Hey, what about Sid? He did it, too! He’s the one who seizes the rocket and pulls it out! He’s the one one who carefully gives it to a marine sapper in a Yeti suit. In his moment of courageous triumph Lee gives Susannah all the credit, just for handing him a clamp. Well OK, for volunteering. And for being his Susannah.
She swells under his praise as she watches the skinny kid helper, err sorry, watches Sid, carefully place the live ordinance inside a disposal case held up by a Yeti. The experienced specialist removes the fuse from the rocket grenade, seals it inside, and moves sedately from the room.
When they’re done, when the boy’s all sewn up and knocked out under fresh suspend that arrives just when General Sòng promised, Lee tells Susannah and the brave cook’s helper (she no longer thinks of him as ‘the skinny kid,’ but can’t quite manage ‘Sid’) to get out of the surgery and take a break.
“Find a quiet place and rest for at least 20 minutes. Both of you, eat something. A protein K-ration bar, or a sandwich. Drink some water, too. Lot’s of water.” He smiles broadly and looks at Susannah. “Then get back in here. I need you.”
He places a warm, gentle hand on her arm and guides her toward the door. She lets him do it, no longer resistant to his kindness. It gives her real comfort to be touched by Lee, just as it did when she was in recovery on Red Rover and he paid her little, awkwardly sweet attentions. Then he astonishes her. Just before he lets go her arm he leans in and softly kisses her on the lips.
She startles.
She shakes.
She blushes.
She feels a cascading flush of warm, rushing blood and taut, released emotion. It courses from her scalp down to her breasts and into her groin, ending by wobblin
g her knees. She hasn’t felt such a fluttery tightness in her stomach and engorgement down there in ages. She hasn’t flushed about anything or anyone, in a very long time. Not since before a sniper bot tried to kill her on Glarus. In all the time since then, this moment is the first one she feels truly alive.

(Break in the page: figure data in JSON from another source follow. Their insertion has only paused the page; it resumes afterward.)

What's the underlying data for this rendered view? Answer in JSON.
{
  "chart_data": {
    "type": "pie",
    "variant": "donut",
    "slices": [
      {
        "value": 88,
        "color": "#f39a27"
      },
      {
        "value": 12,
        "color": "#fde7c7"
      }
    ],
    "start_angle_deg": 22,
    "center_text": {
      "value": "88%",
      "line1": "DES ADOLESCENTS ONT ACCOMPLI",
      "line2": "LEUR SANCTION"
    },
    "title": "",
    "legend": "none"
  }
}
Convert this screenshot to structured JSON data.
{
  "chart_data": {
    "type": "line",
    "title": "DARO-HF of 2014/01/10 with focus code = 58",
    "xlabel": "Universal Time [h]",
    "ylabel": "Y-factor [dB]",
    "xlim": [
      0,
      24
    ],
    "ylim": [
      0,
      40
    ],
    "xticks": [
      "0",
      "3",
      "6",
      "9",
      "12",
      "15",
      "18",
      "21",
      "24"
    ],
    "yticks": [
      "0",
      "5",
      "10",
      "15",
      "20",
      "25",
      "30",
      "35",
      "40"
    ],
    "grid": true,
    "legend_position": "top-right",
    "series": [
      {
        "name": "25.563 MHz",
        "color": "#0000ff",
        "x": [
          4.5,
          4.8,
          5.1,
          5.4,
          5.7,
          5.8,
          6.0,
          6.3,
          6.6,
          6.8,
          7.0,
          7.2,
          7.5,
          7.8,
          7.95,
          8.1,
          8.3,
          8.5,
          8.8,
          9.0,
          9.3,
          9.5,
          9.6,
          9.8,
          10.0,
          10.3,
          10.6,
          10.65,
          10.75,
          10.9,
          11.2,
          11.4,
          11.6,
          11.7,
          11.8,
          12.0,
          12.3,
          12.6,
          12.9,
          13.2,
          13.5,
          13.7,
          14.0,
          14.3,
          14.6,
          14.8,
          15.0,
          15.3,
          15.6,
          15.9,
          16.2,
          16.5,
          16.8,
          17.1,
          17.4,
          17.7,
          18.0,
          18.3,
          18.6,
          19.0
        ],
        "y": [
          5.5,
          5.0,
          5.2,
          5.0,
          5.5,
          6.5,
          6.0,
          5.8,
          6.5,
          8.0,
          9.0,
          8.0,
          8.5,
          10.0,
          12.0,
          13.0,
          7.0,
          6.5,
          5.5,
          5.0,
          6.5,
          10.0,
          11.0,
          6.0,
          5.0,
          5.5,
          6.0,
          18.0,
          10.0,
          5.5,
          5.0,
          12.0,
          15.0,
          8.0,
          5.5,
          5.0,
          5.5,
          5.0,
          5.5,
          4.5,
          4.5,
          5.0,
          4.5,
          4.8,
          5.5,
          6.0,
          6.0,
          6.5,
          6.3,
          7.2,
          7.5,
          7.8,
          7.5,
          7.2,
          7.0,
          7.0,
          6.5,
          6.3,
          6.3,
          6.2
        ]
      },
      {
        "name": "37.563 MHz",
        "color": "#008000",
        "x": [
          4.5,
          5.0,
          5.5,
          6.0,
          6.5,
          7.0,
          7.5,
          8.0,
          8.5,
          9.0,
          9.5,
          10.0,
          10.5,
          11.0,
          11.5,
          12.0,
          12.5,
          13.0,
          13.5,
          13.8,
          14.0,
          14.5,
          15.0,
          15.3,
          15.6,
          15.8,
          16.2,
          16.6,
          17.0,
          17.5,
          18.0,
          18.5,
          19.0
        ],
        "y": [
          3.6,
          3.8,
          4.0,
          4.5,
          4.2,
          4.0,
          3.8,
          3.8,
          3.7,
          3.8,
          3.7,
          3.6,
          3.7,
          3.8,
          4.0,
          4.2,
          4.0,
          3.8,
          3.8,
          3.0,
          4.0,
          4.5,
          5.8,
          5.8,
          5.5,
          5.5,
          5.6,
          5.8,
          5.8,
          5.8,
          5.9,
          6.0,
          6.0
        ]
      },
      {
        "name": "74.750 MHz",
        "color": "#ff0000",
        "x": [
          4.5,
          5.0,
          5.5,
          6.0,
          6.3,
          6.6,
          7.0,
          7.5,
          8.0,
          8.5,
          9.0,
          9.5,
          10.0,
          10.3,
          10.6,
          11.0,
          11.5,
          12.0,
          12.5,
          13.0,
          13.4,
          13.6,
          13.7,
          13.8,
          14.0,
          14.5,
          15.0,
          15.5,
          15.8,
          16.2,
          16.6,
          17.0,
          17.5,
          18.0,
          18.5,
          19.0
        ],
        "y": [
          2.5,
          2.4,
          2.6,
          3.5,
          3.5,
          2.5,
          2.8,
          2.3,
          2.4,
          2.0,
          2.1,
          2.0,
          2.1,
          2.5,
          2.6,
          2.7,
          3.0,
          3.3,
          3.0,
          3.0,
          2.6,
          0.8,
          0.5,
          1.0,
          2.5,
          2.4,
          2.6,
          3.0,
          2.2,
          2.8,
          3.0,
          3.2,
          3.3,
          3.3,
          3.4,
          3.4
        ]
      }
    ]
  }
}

After her break she slips back into the surgery, trying not to watch Lee alone but drawn to him against her will. The air is close. She smells onions and old soup, blood and iron, bone and piss and pus. And just a hint of cloves whenever Lee brushes past where she’s standing, which he does more closely and often than she thinks he needs to. It’s exhilarating. In the midst of all this pain and horror, she comes alive again. Then she hears the voice: ‘Susannah, I’m still waiting for you.’
***
An hour later, Lee finishes the last case of the day. It’s not an emergency. He just likes to keep his hands wet, literally on these rare occasions when he gets to operate the old way. Not in a virtual cubicle via a REMOTE, but with hands deep and moving inside real flesh, real guts, real blood.